Ancak doğal ortamına döndüğünde ipleri eline alması uzun sürmedi. 400 metre serbesti 3.40.59 ile dünya rekoru kırarak kazandı ve aynı gece Avustralya’nın 4x100 serbest bayrak takımında Michael Klim, Chris Fydler ve Ashley Callus ile beraber tarih yazdı. 4x100 serbest bayrak, ABD’lilerin olimpiyatta o güne değin hiç kaybetmedikleri bir yarıştı. Üstüne üstlük, renkli kişiliği ve yarışlar öncesi verdiği iddialı demeçlerle tanınan ABD’li sprinter Gary Hall Jr., blogunda Avustralya'yı “Bir gitar gibi parçalayacaklarını” yazmıştı. Kampta tesadüfen bu açıklamayı gören Avustralya dörtlüsü, bunu bir onur meselesi haline getirmişti. Aslında tüm Avustralya için durum aynıydı. Yarışta son 50 metreye girilirken Gary Hall Jr., Thorpe’un önündeydi.
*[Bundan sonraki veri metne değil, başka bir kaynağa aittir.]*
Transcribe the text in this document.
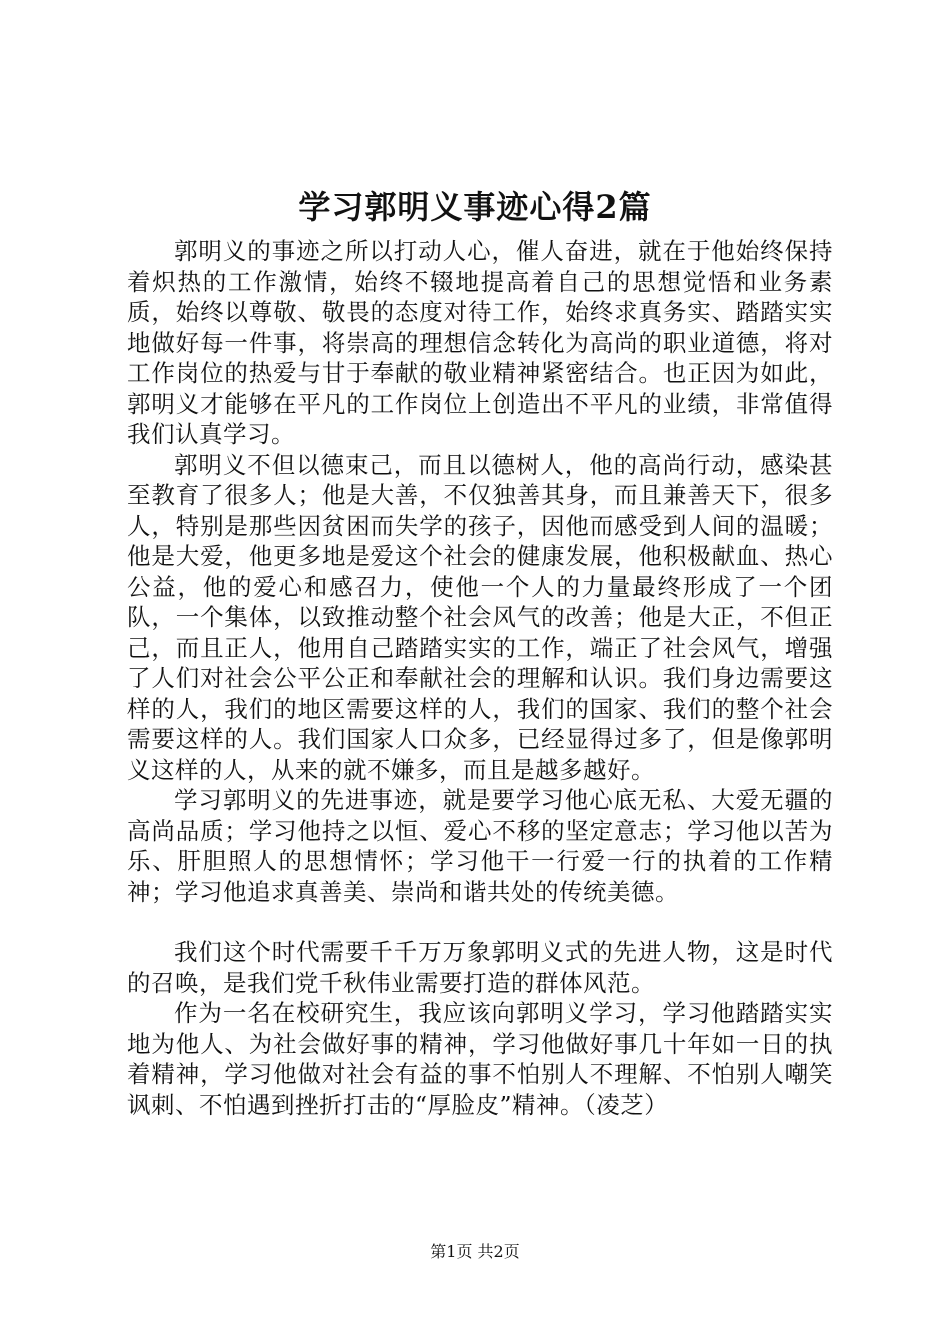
学习郭明义事迹心得2篇

郭明义的事迹之所以打动人心，催人奋进，就在于他始终保持着炽热的工作激情，始终不辍地提高着自己的思想觉悟和业务素质，始终以尊敬、敬畏的态度对待工作，始终求真务实、踏踏实实地做好每一件事，将崇高的理想信念转化为高尚的职业道德，将对工作岗位的热爱与甘于奉献的敬业精神紧密结合。也正因为如此，郭明义才能够在平凡的工作岗位上创造出不平凡的业绩，非常值得我们认真学习。

郭明义不但以德束己，而且以德树人，他的高尚行动，感染甚至教育了很多人；他是大善，不仅独善其身，而且兼善天下，很多人，特别是那些因贫困而失学的孩子，因他而感受到人间的温暖；他是大爱，他更多地是爱这个社会的健康发展，他积极献血、热心公益，他的爱心和感召力，使他一个人的力量最终形成了一个团队，一个集体，以致推动整个社会风气的改善；他是大正，不但正己，而且正人，他用自己踏踏实实的工作，端正了社会风气，增强了人们对社会公平公正和奉献社会的理解和认识。我们身边需要这样的人，我们的地区需要这样的人，我们的国家、我们的整个社会需要这样的人。我们国家人口众多，已经显得过多了，但是像郭明义这样的人，从来的就不嫌多，而且是越多越好。

学习郭明义的先进事迹，就是要学习他心底无私、大爱无疆的高尚品质；学习他持之以恒、爱心不移的坚定意志；学习他以苦为乐、肝胆照人的思想情怀；学习他干一行爱一行的执着的工作精神；学习他追求真善美、崇尚和谐共处的传统美德。

我们这个时代需要千千万万象郭明义式的先进人物，这是时代的召唤，是我们党千秋伟业需要打造的群体风范。

作为一名在校研究生，我应该向郭明义学习，学习他踏踏实实地为他人、为社会做好事的精神，学习他做好事几十年如一日的执着精神，学习他做对社会有益的事不怕别人不理解、不怕别人嘲笑讽刺、不怕遇到挫折打击的“厚脸皮”精神。（凌芝）

第1页 共2页
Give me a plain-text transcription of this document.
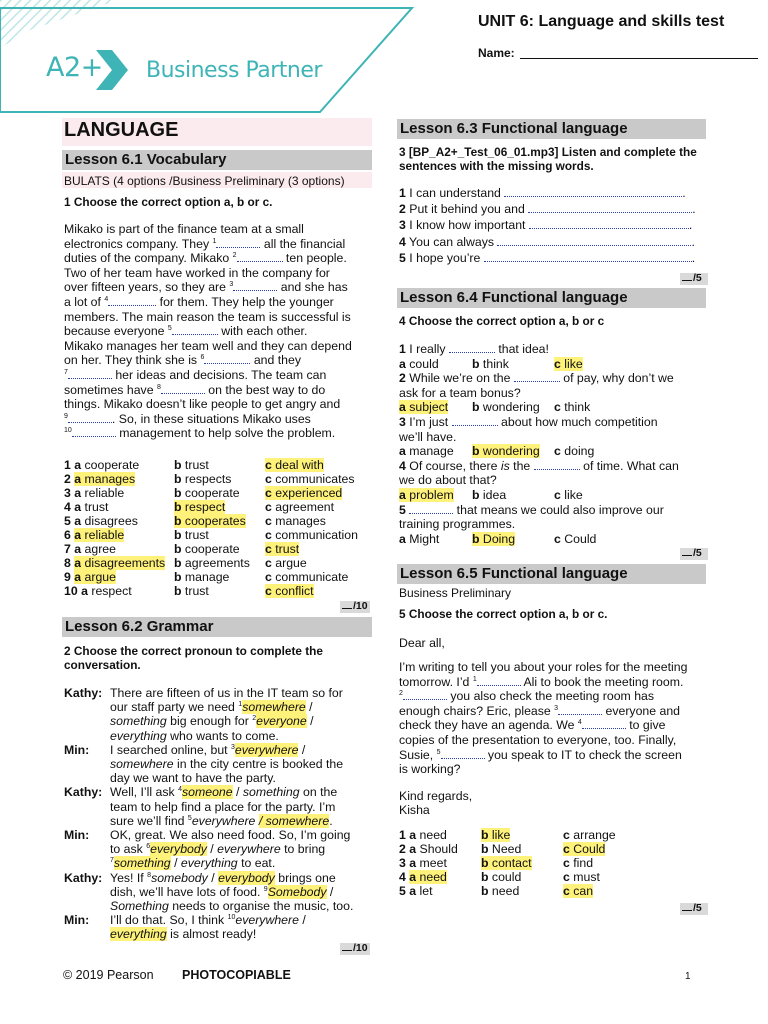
A2+ Business Partner
UNIT 6: Language and skills test
Name:
LANGUAGE
Lesson 6.1 Vocabulary
BULATS (4 options /Business Preliminary (3 options)
1 Choose the correct option a, b or c.
Mikako is part of the finance team at a small
electronics company. They $^1$	all the financial
duties of the company. Mikako $^2$	ten people.
Two of her team have worked in the company for
over fifteen years, so they are $^3$	and she has
a lot of $^4$	for them. They help the younger
members. The main reason the team is successful is
because everyone $^5$	with each other.
Mikako manages her team well and they can depend
on her. They think she is $^6$	and they
$^7$	her ideas and decisions. The team can
sometimes have $^8$	on the best way to do
things. Mikako doesn’t like people to get angry and
$^9$	. So, in these situations Mikako uses
$^{10}$	management to help solve the problem.
1 a cooperate	b trust	c deal with
2 a manages	b respects	c communicates
3 a reliable	b cooperate c experienced
4 a trust	b respect	c agreement
5 a disagrees	b cooperates c manages
6 a reliable	b trust	c communication
7 a agree	b cooperate c trust
8 a disagreements b agreements c argue
9 a argue	b manage	c communicate
10 a respect	b trust	c conflict
/10
Lesson 6.2 Grammar
2 Choose the correct pronoun to complete the conversation.
Kathy: There are fifteen of us in the IT team so for
our staff party we need $^1$somewhere /
something big enough for $^2$everyone /
everything who wants to come.
Min: I searched online, but $^3$everywhere /
somewhere in the city centre is booked the
day we want to have the party.
Kathy: Well, I’ll ask $^4$someone / something on the
team to help find a place for the party. I’m
sure we’ll find $^5$everywhere / somewhere.
Min: OK, great. We also need food. So, I’m going
to ask $^6$everybody / everywhere to bring
$^7$something / everything to eat.
Kathy: Yes! If $^8$somebody / everybody brings one
dish, we’ll have lots of food. $^9$Somebody /
Something needs to organise the music, too.
Min: I’ll do that. So, I think $^{10}$everywhere /
everything is almost ready!
/10
Lesson 6.3 Functional language
3 [BP_A2+_Test_06_01.mp3] Listen and complete the sentences with the missing words.
1 I can understand	.
2 Put it behind you and	.
3 I know how important	.
4 You can always	.
5 I hope you’re	.
/5
Lesson 6.4 Functional language
4 Choose the correct option a, b or c
1 I really	that idea!
a could	b think	c like
2 While we’re on the	of pay, why don’t we
ask for a team bonus?
a subject b wondering c think
3 I’m just	about how much competition
we’ll have.
a manage b wondering c doing
4 Of course, there is the	of time. What can
we do about that?
a problem b idea	c like
5	that means we could also improve our
training programmes.
a Might	b Doing	c Could
/5
Lesson 6.5 Functional language
Business Preliminary
5 Choose the correct option a, b or c.
Dear all,
I’m writing to tell you about your roles for the meeting
tomorrow. I’d $^1$	Ali to book the meeting room.
$^2$	you also check the meeting room has
enough chairs? Eric, please $^3$	everyone and
check they have an agenda. We $^4$	to give
copies of the presentation to everyone, too. Finally,
Susie, $^5$	you speak to IT to check the screen
is working?
Kind regards,
Kisha
1 a need	b like	c arrange
2 a Should b Need	c Could
3 a meet	b contact	c find
4 a need	b could	c must
5 a let	b need	c can
/5
© 2019 Pearson PHOTOCOPIABLE	1
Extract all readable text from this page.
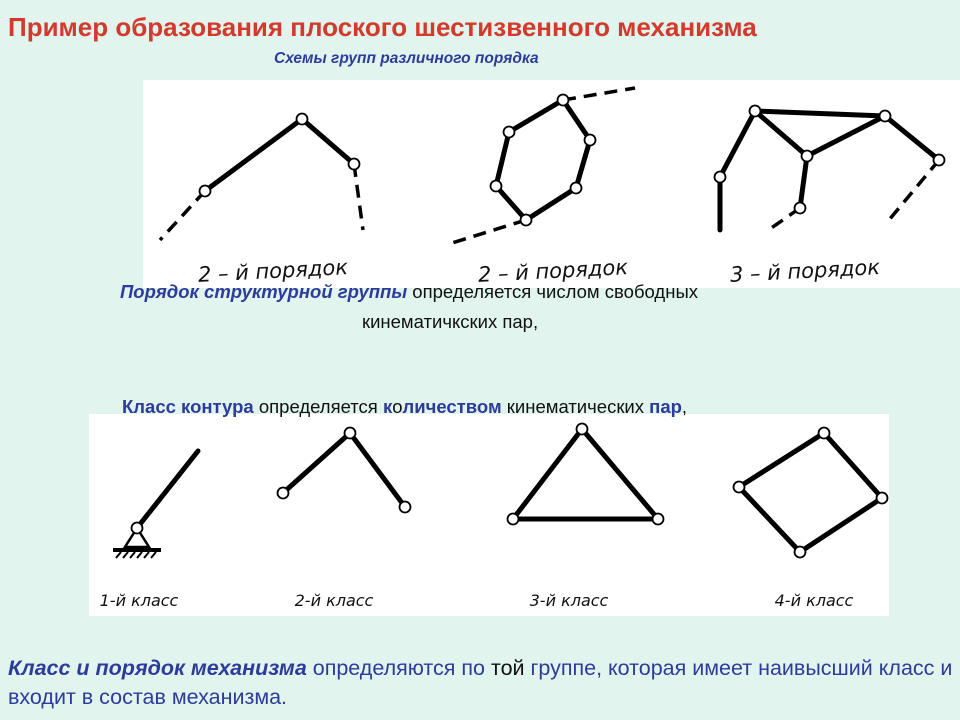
Пример образования плоского шестизвенного механизма
Схемы групп различного порядка
2 – й порядок	2 – й порядок	3 – й порядок
Порядок структурной группы определяется числом свободных
кинематичкских пар,
1-й класс	2-й класс	3-й класс	4-й класс
Класс контура определяется количеством кинематических пар,
Класс и порядок механизма определяются по той группе, которая имеет наивысший класс и входит в состав механизма.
Kangurular kaybedeceklerini düşünmeye başlamıştı ve tribünlere bir anda derin bir sessizlik hakim oldu. Ancak Thorpe son metrelerde arayı kapattı ve az bir farkla duvara önce değerek dünya rekoruyla altın madalyayı ülkesine armağan etti. İşte bu an, onun ölümsüzlük iksirini içtiği andı. Takım ABD’lilere atıfla hayali olarak gitar çalarak kutlama yaparken Thorpe artık Avustralya’nın denizler tanrısıydı.

2001 Dünya Şampiyonası’nda kırdığı 3 dünya rekoru ile elde ettiği 6 altın madalya, statüsünü pekiştirdi. Uzun kulvar dünya şampiyonalarında ilk kez bir yüzücü 6 altın madalya alıyordu ve bu şaheser performans sayesinde Avustralya, 1956 Yaz Olimpiyatı’ndan sonra ilk kez bir uluslararası yüzme organizasyonunda altın madalya listesinde ilk sıradaydı.

İki sene sonra Barselona’daki 3 altın-1 gümüş-1 bronzluk performans normal şartlarda oldukça doyurucu olsa da Ian Thorpe’un havuzdan kopuşunun temellerinin o şampiyonada atıldığını düşünmek mümkün. Zira 15 yaşındayken 2000 Sidney’de yarışan ve bir süredir ayak seslerini hissettiren Michael Phelps, kazandığı 4 altın-3 gümüş madalyayla Thorpe’un tahtını iyiden iyiye sallamaya başlamıştı.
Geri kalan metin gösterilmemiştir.